When I was a kid, there was a cooler outside of the gas station that contained several different kinds of sodas. Glass bottles sat in wooden boxes in the cooler. At the top on the left was a tin box that contained some small change. This was what other people had paid for sodas they took out. There was a padlock on the outside of the cooler,a relic of Sunday Blue Laws, but it was broken.
This is how stuff was done then. I'm not 205 years old, nor am I from Mars, but the place I grew up in sometimes seems to be as different and remote as that. It always makes me think of Buckminster Fuller's comment that the elderly are time travelers we are privileged to have among us. When he was talking about this, people who had traveled across the plains of America in covered wagons were watching the first men sent into space.
I had a very interesting talk with a plant-care (takes care of plants) person when I went for an interview at Adobe several years ago. I was then working for Safeco Insurance - located in a landmark high-rise tower in North Seattle. This plant-care person took care of the plants in the Safeco building when it was new.

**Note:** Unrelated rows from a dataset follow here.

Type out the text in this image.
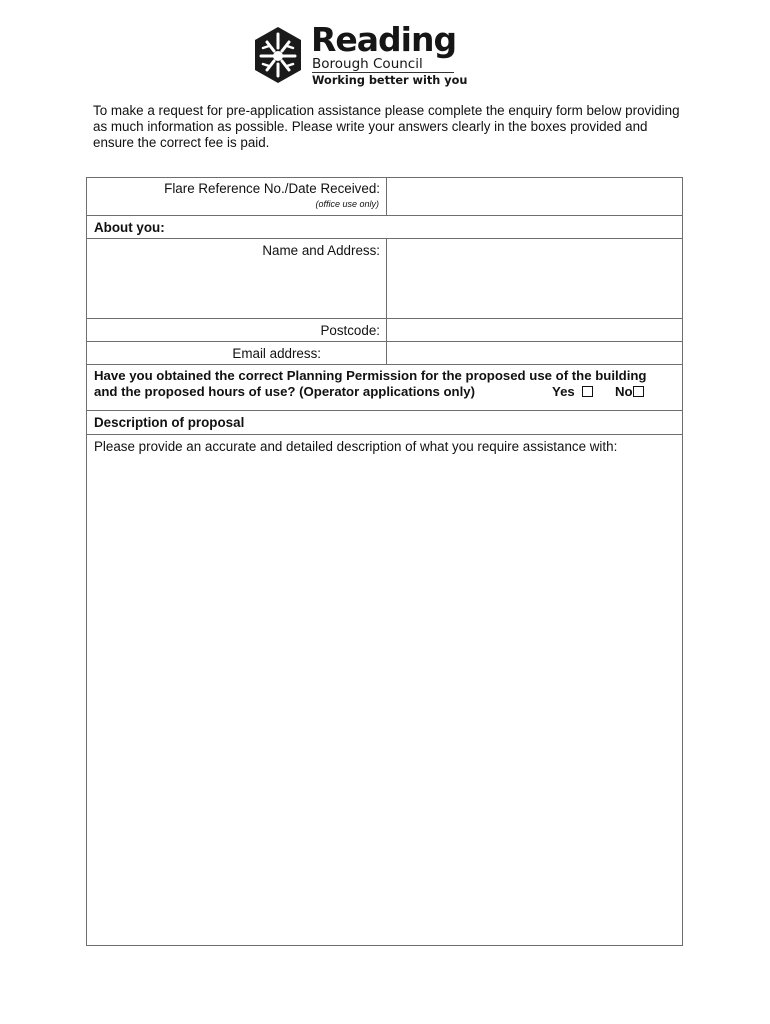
Reading
Borough Council
Working better with you

To make a request for pre-application assistance please complete the enquiry form below providing as much information as possible. Please write your answers clearly in the boxes provided and ensure the correct fee is paid.

Flare Reference No./Date Received:
(office use only)
About you:
Name and Address:
Postcode:
Email address:
Have you obtained the correct Planning Permission for the proposed use of the building
and the proposed hours of use? (Operator applications only)	Yes	No
Description of proposal
Please provide an accurate and detailed description of what you require assistance with:
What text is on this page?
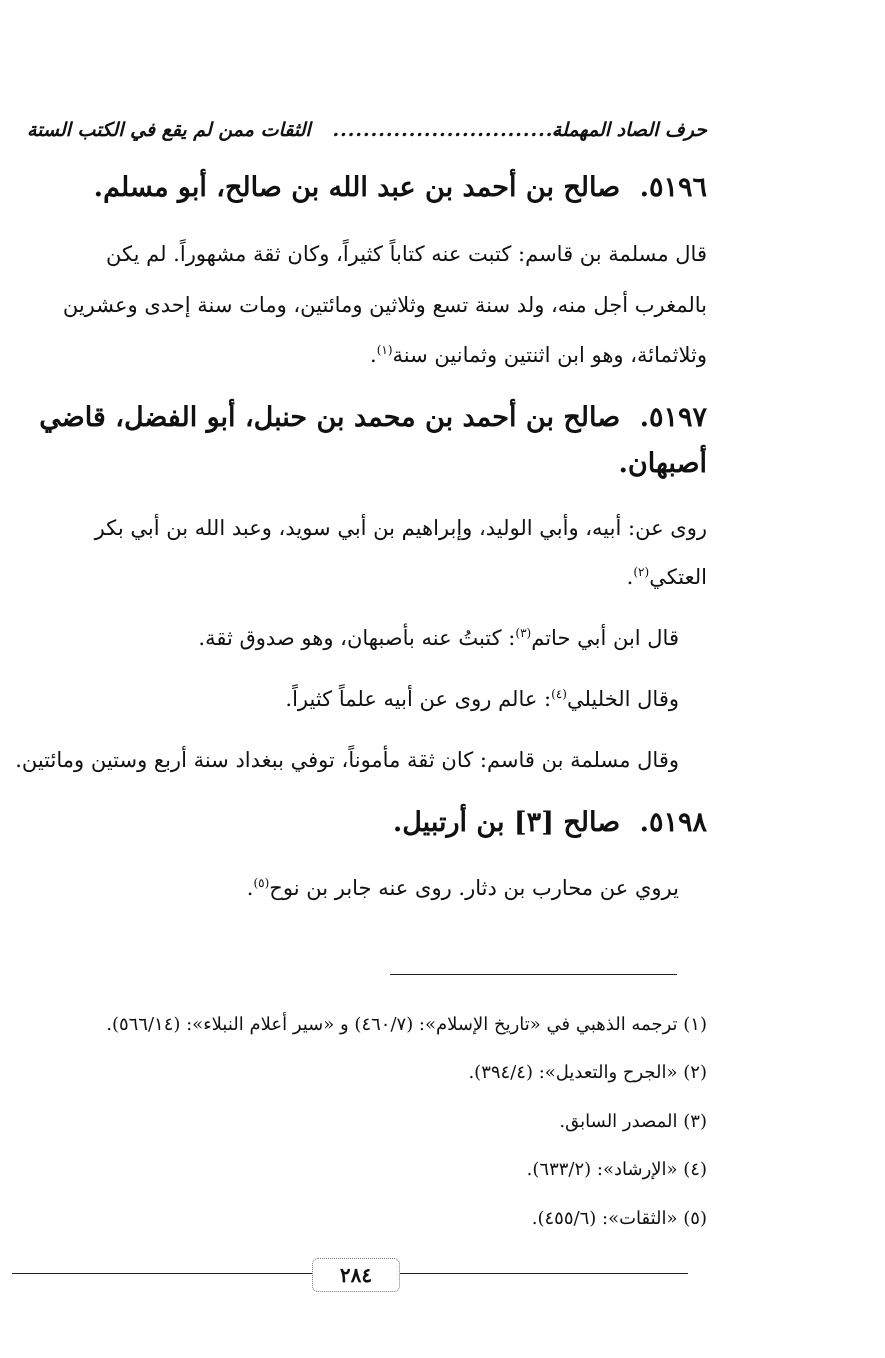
حرف الصاد المهملة
..............................
الثقات ممن لم يقع في الكتب الستة
٥١٩٦. صالح بن أحمد بن عبد الله بن صالح، أبو مسلم.
قال مسلمة بن قاسم: كتبت عنه كتاباً كثيراً، وكان ثقة مشهوراً. لم يكن
بالمغرب أجل منه، ولد سنة تسع وثلاثين ومائتين، ومات سنة إحدى وعشرين
وثلاثمائة، وهو ابن اثنتين وثمانين سنة$^{(١)}$.
٥١٩٧. صالح بن أحمد بن محمد بن حنبل، أبو الفضل، قاضي
أصبهان.
روى عن: أبيه، وأبي الوليد، وإبراهيم بن أبي سويد، وعبد الله بن أبي بكر
العتكي$^{(٢)}$.
قال ابن أبي حاتم$^{(٣)}$: كتبتُ عنه بأصبهان، وهو صدوق ثقة.
وقال الخليلي$^{(٤)}$: عالم روى عن أبيه علماً كثيراً.
وقال مسلمة بن قاسم: كان ثقة مأموناً، توفي ببغداد سنة أربع وستين ومائتين.
٥١٩٨. صالح [٣] بن أرتبيل.
يروي عن محارب بن دثار. روى عنه جابر بن نوح$^{(٥)}$.
(١) ترجمه الذهبي في «تاريخ الإسلام»: (٤٦٠/٧) و «سير أعلام النبلاء»: (٥٦٦/١٤).
(٢) «الجرح والتعديل»: (٣٩٤/٤).
(٣) المصدر السابق.
(٤) «الإرشاد»: (٦٣٣/٢).
(٥) «الثقات»: (٤٥٥/٦).
٢٨٤
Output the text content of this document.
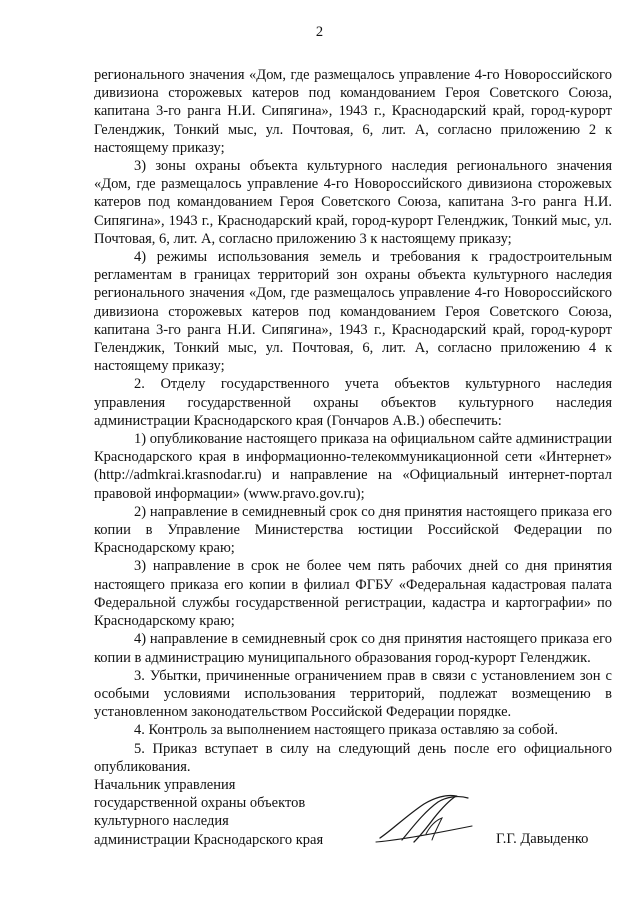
2

регионального значения «Дом, где размещалось управление 4-го Новороссийского дивизиона сторожевых катеров под командованием Героя Советского Союза, капитана 3-го ранга Н.И. Сипягина», 1943 г., Краснодарский край, город-курорт Геленджик, Тонкий мыс, ул. Почтовая, 6, лит. А, согласно приложению 2 к настоящему приказу;

3) зоны охраны объекта культурного наследия регионального значения «Дом, где размещалось управление 4-го Новороссийского дивизиона сторожевых катеров под командованием Героя Советского Союза, капитана 3-го ранга Н.И. Сипягина», 1943 г., Краснодарский край, город-курорт Геленджик, Тонкий мыс, ул. Почтовая, 6, лит. А, согласно приложению 3 к настоящему приказу;

4) режимы использования земель и требования к градостроительным регламентам в границах территорий зон охраны объекта культурного наследия регионального значения «Дом, где размещалось управление 4-го Новороссийского дивизиона сторожевых катеров под командованием Героя Советского Союза, капитана 3-го ранга Н.И. Сипягина», 1943 г., Краснодарский край, город-курорт Геленджик, Тонкий мыс, ул. Почтовая, 6, лит. А, согласно приложению 4 к настоящему приказу;

2. Отделу государственного учета объектов культурного наследия управления государственной охраны объектов культурного наследия администрации Краснодарского края (Гончаров А.В.) обеспечить:

1) опубликование настоящего приказа на официальном сайте администрации Краснодарского края в информационно-телекоммуникационной сети «Интернет» (http://admkrai.krasnodar.ru) и направление на «Официальный интернет-портал правовой информации» (www.pravo.gov.ru);

2) направление в семидневный срок со дня принятия настоящего приказа его копии в Управление Министерства юстиции Российской Федерации по Краснодарскому краю;

3) направление в срок не более чем пять рабочих дней со дня принятия настоящего приказа его копии в филиал ФГБУ «Федеральная кадастровая палата Федеральной службы государственной регистрации, кадастра и картографии» по Краснодарскому краю;

4) направление в семидневный срок со дня принятия настоящего приказа его копии в администрацию муниципального образования город-курорт Геленджик.

3. Убытки, причиненные ограничением прав в связи с установлением зон с особыми условиями использования территорий, подлежат возмещению в установленном законодательством Российской Федерации порядке.

4. Контроль за выполнением настоящего приказа оставляю за собой.

5. Приказ вступает в силу на следующий день после его официального опубликования.

Начальник управления
государственной охраны объектов
культурного наследия
администрации Краснодарского края	Г.Г. Давыденко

She described places and departments I thought I knew pretty well, but her recollections were so different. She remembered the place when it was full of the ding and clatter of typewriters. She remembered the teletype rooms, and the rows of telephone operators they used to have. At that time there was "The Computer" - located somewhere else and accessed through big black and white flickering terminals.
We laughed about mimeograph machines we'd used and fought with - the "football" machine that was used to make transparencies for overhead projectors. I'd just never thought of how my current modern workplace had been transformed by the computer revolution.
My father and I attended the same summer camp when we were boys. It's gone now, so my own children can't go there - they wouldn't want to go anyway, as there was no television nor video games. I probably spent as much time playing on the trampoline when I was 14 as my 14 year old son spends playing Warcraft. It will make us into different people. I wonder how much of my world he will understand when he is fifty.
When my mother was 8, her family moved from Colorado to Oregon. They drove there in a Model-T. After they got to California and crossed the desert, she remembers that they entered a region of orange groves - mile after mile. Never the confident navigator, my grandfather stopped at a little store in the midst of the endless groves of fragrant oranges to ask directions. "No problem," said the proprietor, "you'll know you're getting close into Los Angeles when the smell of the orange blossoms mixes with the smell of the ocean." Fifty years later, when I first came to LA, the place was utterly different. Fifty years from now, by current scientific opinion, much of LA will be under water and the coast will begin where my grandfather stopped to ask directions.
Things change and I regret that I know so few older people. I'd like to sample their recollections and pass on their memories to another generation of time travelers.